Calling ports shit highly undermines the technical difficulties in a developers work and I don't think you understand the hardships that technical developers have to go through ... (not every port can be built to take advantage of each platforms, much less sometimes there not possible in the case of 6th gen) 

If a port is shit, then it's shit. No point mincing words in order to avoid offending people.
I am Australian, we tend not to care.

I am apprised on how difficult it is to be a developer, but if the port is crap, it's crap. I am not going to do a dance and a song and pretend it is good.

fatslob-:O said:

Because many games used different technologies back then so comparisons couldn't made on a binary basis, at that point the terms "superior" and "inferior" became subjective ... 

There were GC games built that couldn't be ran on the PS2 in the same way but the same easily applied the other way around. There were things to appreciate that other couldn't do so neither had a definitive advantage ... (GC wasn't very good at vertex processing or alpha effects to the same degree like the PS2 was and PS2 didn't have texture compression or a flexible texture combiner system) 

I recount an instance at Beyond3D where one developer said GC was easily the worst performing platform of three based on his experience especially in the case if the GPU had to clip some triangles ... 

Yeah. There is no point having this debate.
The Gamecube was superior to the Playstation 2 overall, the games have proved it, that's the evidence. - Trying to say otherwise is simply disingenuous and nonsensical.

fatslob-:O said:

Tessellation is useless since nearly no developers are using it anymore (concept was great but technology/implementation sucked plus there were issues with quad shading efficiency) and I doubt it's an advantage for Switch since it doesn't have a very high geometry throughput to begin with. (384M tri/s at the absolute lowest ? 360 was able to do 500M tri/s while PS3 was half rate ?) Polymorph and Truform ended up being dead silicon, I bet async compute will get more traction than current tessellation technology ever could ... 

Tessellation is being used, it's there in most Frostbite games. It's even in PUBG.
If you have an AMD GPU you can even turn it off and see the increase in performance in most modern games, sometimes the visual reduction isn't very severe either.
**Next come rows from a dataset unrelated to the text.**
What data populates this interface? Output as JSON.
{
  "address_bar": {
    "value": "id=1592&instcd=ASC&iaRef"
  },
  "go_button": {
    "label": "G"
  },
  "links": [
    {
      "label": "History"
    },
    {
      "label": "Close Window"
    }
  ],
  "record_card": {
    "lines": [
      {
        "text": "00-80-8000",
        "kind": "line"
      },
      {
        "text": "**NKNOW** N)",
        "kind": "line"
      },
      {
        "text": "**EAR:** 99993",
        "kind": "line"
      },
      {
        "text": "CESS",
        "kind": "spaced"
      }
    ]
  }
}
Heck even Overwatch saw a small uptick in performance when I turned the Tessellator off on the Core2Quad rig.

Not sure how a Maxwell Polymorph engine stacks up against GCN 1.0 geometry engine though, but I would assume the Polymorph engine is more capable.

Truform is also end of life and is no longer supported by AMD's drivers or even included at the silicon level... It was replaced by the Tessellator.
Relying on N-Patches to Tessellate placed to much of a strain on development.
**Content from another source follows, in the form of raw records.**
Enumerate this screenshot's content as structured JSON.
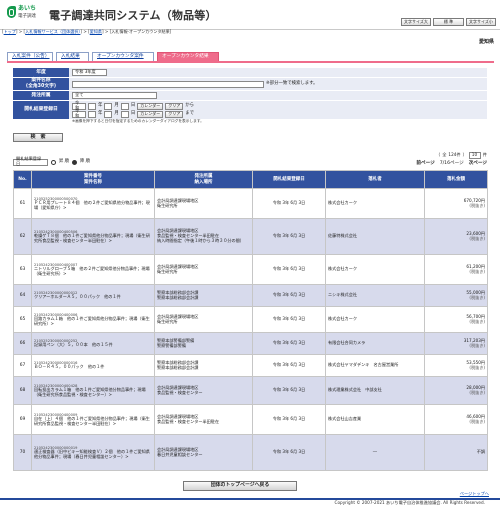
{
  "header": {
    "logo_line1": "あいち",
    "logo_line2": "電子調達",
    "title": "電子調達共同システム（物品等）",
    "buttons": [
      "文字サイズ大",
      "標 準",
      "文字サイズ小"
    ]
  },
  "breadcrumb": {
    "top": "トップ",
    "sep": ">",
    "items": [
      "入札情報サービス（団体選択）",
      "愛知県",
      "入札情報-オープンカウンタ結果"
    ]
  },
  "organization": "愛知県",
  "tabs": [
    "入札案件（公告）",
    "入札結果",
    "オープンカウンタ案件",
    "オープンカウンタ結果"
  ],
  "search": {
    "fiscal_year_label": "年度",
    "fiscal_year_value": "令和 3年度",
    "case_name_label": "案件名称\n(全角30文字)",
    "case_name_value": "",
    "case_note": "※部分一致で検索します。",
    "orderer_label": "発注所属",
    "orderer_value": "全て",
    "date_label": "開札結果登録日",
    "date_from": [
      "令和",
      "",
      "年",
      "",
      "月",
      "",
      "日"
    ],
    "date_to": [
      "令和",
      "",
      "年",
      "",
      "月",
      "",
      "日"
    ],
    "calendar": "カレンダー",
    "clear": "クリア",
    "from_text": "から",
    "to_text": "まで",
    "date_note": "※画像を押下すると日付を指定するためのカレンダーダイアログを表示します。",
    "search_button": "検　索"
  },
  "list": {
    "sort_label": "開札結果登録日",
    "sort_asc": "昇 順",
    "sort_desc": "降 順",
    "total_label": "全",
    "total_count": "124件",
    "page_size": "10",
    "page_label": "件",
    "prev": "前ページ",
    "page": "7/16ページ",
    "next": "次ページ",
    "columns": [
      "No.",
      "案件番号\n案件名称",
      "発注所属\n納入場所",
      "開札結果登録日",
      "落札者",
      "落札金額"
    ]
  },
  "rows": [
    {
      "no": "61",
      "number": "2105252300000500070",
      "name": "ＰＣＲ用プレート８４個　他の２件ご愛知県他分物品事件；現場（愛知県庁）>",
      "orderer": "会計局調達課現場地区\n衛生研究所",
      "date": "令和 3年  6月  3日",
      "winner": "株式会社カーク",
      "amount": "670,720円",
      "tax": "(税抜き)"
    },
    {
      "no": "62",
      "number": "2105242300000400506",
      "name": "乾燥ゲＴ８個　他の１件ご愛知県他分物品事件；現場（衛生研究所食品監視・検査センター半田駐在）>",
      "orderer": "会計局調達課現場地区\n食品監視・検査センター半田駐在\n納入時間指定（午後１時から３時３０分の間）",
      "date": "令和 3年  6月  3日",
      "winner": "佐藤特株式会社",
      "amount": "23,600円",
      "tax": "(税抜き)"
    },
    {
      "no": "63",
      "number": "2105242300000400007",
      "name": "ニトリルグローブ５箱　他の２件ご愛知県他分物品事件；現場（衛生研究所）>",
      "orderer": "会計局調達課現場地区\n衛生研究所",
      "date": "令和 3年  6月  3日",
      "winner": "株式会社カーク",
      "amount": "61,200円",
      "tax": "(税抜き)"
    },
    {
      "no": "64",
      "number": "2105242300000000012",
      "name": "クリアーホルダーＡ５，００パック　他の１件",
      "orderer": "警察本部総務部会計課\n警察本部総務部会計課",
      "date": "令和 3年  6月  3日",
      "winner": "ニシキ株式会社",
      "amount": "55,000円",
      "tax": "(税抜き)"
    },
    {
      "no": "65",
      "number": "2105242300000400006",
      "name": "回路カラム１箱　他の１件ご愛知県他分物品事件；現場（衛生研究所）>",
      "orderer": "会計局調達課現場地区\n衛生研究所",
      "date": "令和 3年  6月  3日",
      "winner": "株式会社カーク",
      "amount": "56,700円",
      "tax": "(税抜き)"
    },
    {
      "no": "66",
      "number": "2105252300000000252",
      "name": "記録用ペン（大）５，００本　他の１５件",
      "orderer": "警察本部警備部警備\n警察警備部警備",
      "date": "令和 3年  6月  3日",
      "winner": "有限会社合同カメラ",
      "amount": "317,203円",
      "tax": "(税抜き)"
    },
    {
      "no": "67",
      "number": "2105242300000000016",
      "name": "ＢＯ－Ｒ４５，００パック　他の１件",
      "orderer": "警察本部総務部会計課\n警察本部総務部会計課",
      "date": "令和 3年  6月  3日",
      "winner": "株式会社ヤマダデンキ　名古屋営業所",
      "amount": "53,550円",
      "tax": "(税抜き)"
    },
    {
      "no": "68",
      "number": "2105242300000400428",
      "name": "回転投出カラム１箱　他の１件ご愛知県他分物品事件；現場（衛生研究所食品監視・検査センター）>",
      "orderer": "会計局調達課現場地区\n食品監視・検査センター",
      "date": "令和 3年  6月  3日",
      "winner": "株式理業株式会社　中部支社",
      "amount": "28,000円",
      "tax": "(税抜き)"
    },
    {
      "no": "69",
      "number": "2105242300000400009",
      "name": "自在（上）４個　他の１件ご愛知県他分物品事件；現場（衛生研究所食品監視・検査センター半田駐在）>",
      "orderer": "会計局調達課現場地区\n食品監視・検査センター半田駐在",
      "date": "令和 3年  6月  3日",
      "winner": "株式会社山吉産業",
      "amount": "46,600円",
      "tax": "(税抜き)"
    },
    {
      "no": "70",
      "number": "2105242300000000019",
      "name": "適正検査器（旧中ビキー知能検査Ｖ）２個　他の１件ご愛知県他分物品事件；現場（春日井児童相談センター）>",
      "orderer": "会計局調達課現場地区\n春日井児童相談センター",
      "date": "令和 3年  6月  3日",
      "winner": "―",
      "amount": "不調",
      "tax": ""
    }
  ],
  "footer": {
    "back_button": "団体のトップページへ戻る",
    "page_top": "ページトップへ",
    "copyright": "Copyright © 2007-2021 あいち電子自治体推進協議会. All Rights Reserved."
  }
}
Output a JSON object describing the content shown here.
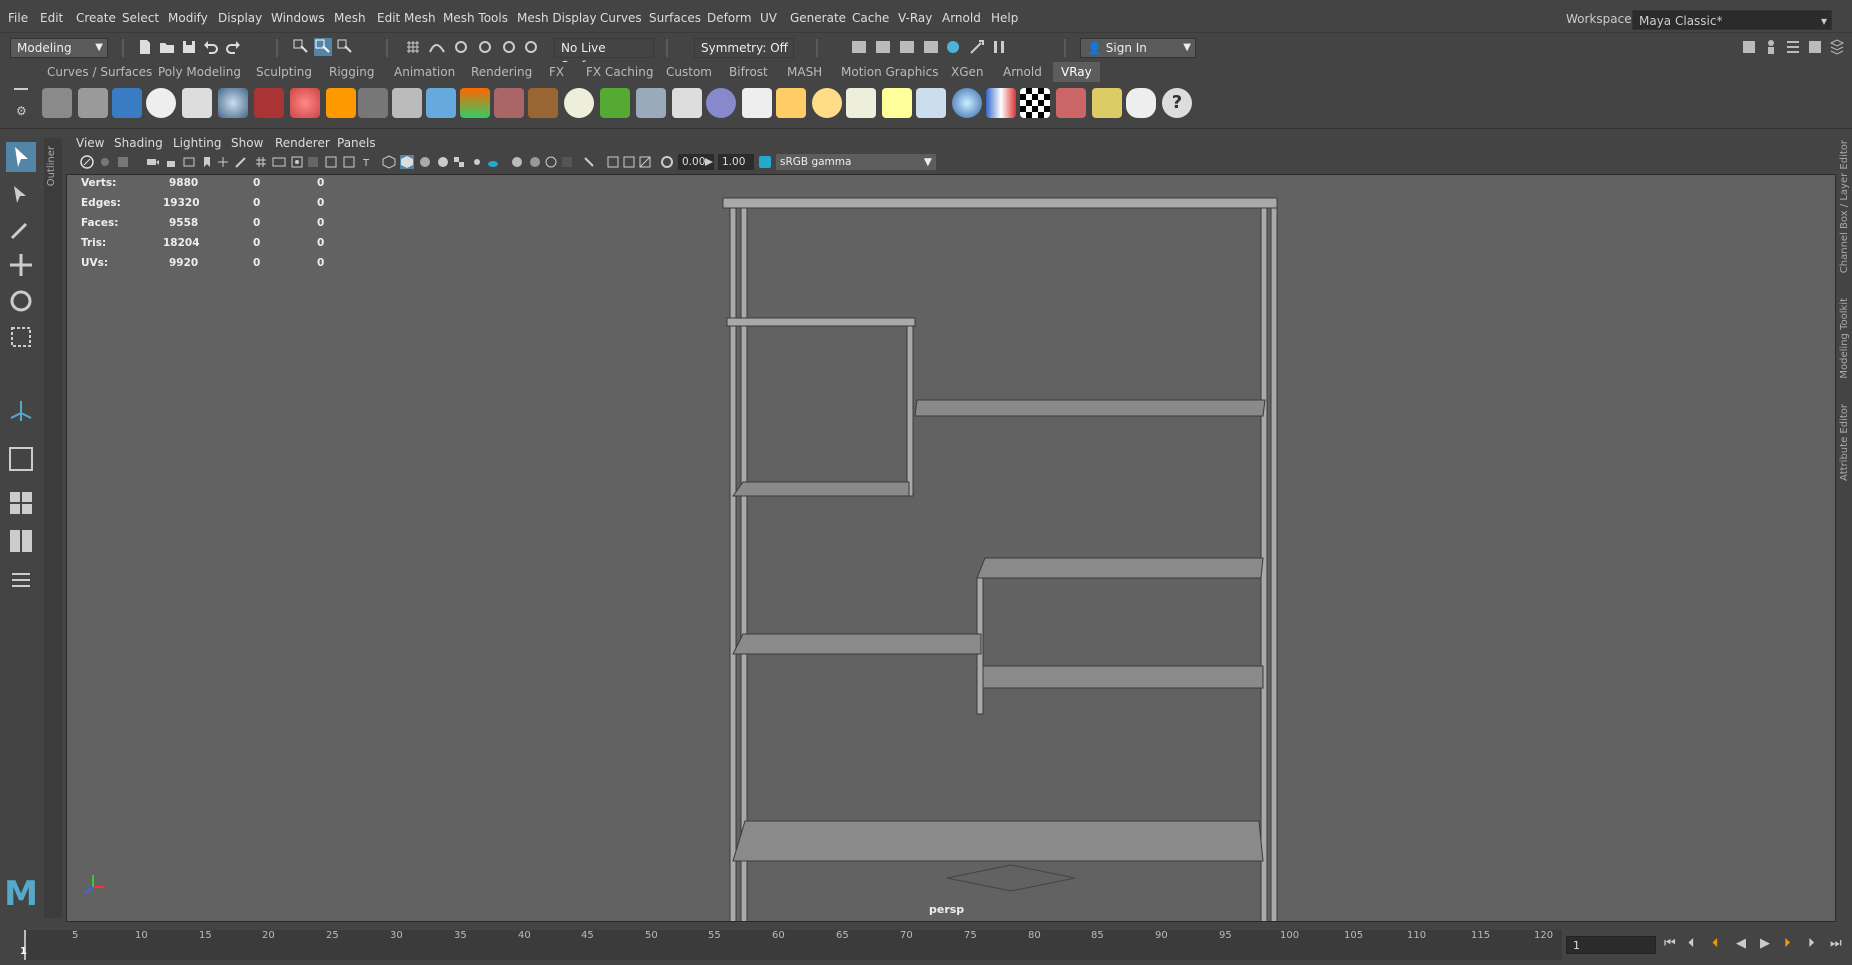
{
  "menubar": {
    "items": [
      "File",
      "Edit",
      "Create",
      "Select",
      "Modify",
      "Display",
      "Windows",
      "Mesh",
      "Edit Mesh",
      "Mesh Tools",
      "Mesh Display",
      "Curves",
      "Surfaces",
      "Deform",
      "UV",
      "Generate",
      "Cache",
      "V-Ray",
      "Arnold",
      "Help"
    ],
    "workspace_label": "Workspace :",
    "workspace_value": "Maya Classic*"
  },
  "statusline": {
    "mode": "Modeling",
    "live_surface": "No Live Surface",
    "symmetry": "Symmetry: Off",
    "sign_in": "Sign In"
  },
  "shelf": {
    "tabs": [
      "Curves / Surfaces",
      "Poly Modeling",
      "Sculpting",
      "Rigging",
      "Animation",
      "Rendering",
      "FX",
      "FX Caching",
      "Custom",
      "Bifrost",
      "MASH",
      "Motion Graphics",
      "XGen",
      "Arnold",
      "VRay"
    ],
    "active_tab": "VRay"
  },
  "outliner": {
    "label": "Outliner"
  },
  "viewport": {
    "menu": [
      "View",
      "Shading",
      "Lighting",
      "Show",
      "Renderer",
      "Panels"
    ],
    "exposure": "0.00",
    "gamma": "1.00",
    "color_space": "sRGB gamma",
    "camera": "persp",
    "hud": [
      {
        "label": "Verts:",
        "v1": "9880",
        "v2": "0",
        "v3": "0"
      },
      {
        "label": "Edges:",
        "v1": "19320",
        "v2": "0",
        "v3": "0"
      },
      {
        "label": "Faces:",
        "v1": "9558",
        "v2": "0",
        "v3": "0"
      },
      {
        "label": "Tris:",
        "v1": "18204",
        "v2": "0",
        "v3": "0"
      },
      {
        "label": "UVs:",
        "v1": "9920",
        "v2": "0",
        "v3": "0"
      }
    ]
  },
  "right_panels": [
    "Channel Box / Layer Editor",
    "Modeling Toolkit",
    "Attribute Editor"
  ],
  "timeline": {
    "ticks": [
      "1",
      "5",
      "10",
      "15",
      "20",
      "25",
      "30",
      "35",
      "40",
      "45",
      "50",
      "55",
      "60",
      "65",
      "70",
      "75",
      "80",
      "85",
      "90",
      "95",
      "100",
      "105",
      "110",
      "115",
      "120"
    ],
    "current_frame": "1"
  },
  "colors": {
    "bg": "#444444",
    "viewport": "#626262",
    "accent": "#5285a6"
  }
}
Async Compute is one of the main focuses in engine/game development right now and holds a ton of promise.

exclusives are not a great to compare hardware at all, people said 360 could never run uncharted 1 or 2, or even kill zone early, then 360 came out with better looking game, what's technically  more impressive is highly subjective, for Example DF thinks halo 4 stands up to any ps4 exclusive. comparing a different game with different engine, different art different developers is none sense imo, for example ps4 exclusives make xbox  one exclusives look last gen, it makes ps4 seem way more powerful then 40%, multiplatform on the other hand give a much picture of how the hardware stacks up, its not perfect but it tell where developers are struggling with the hardware.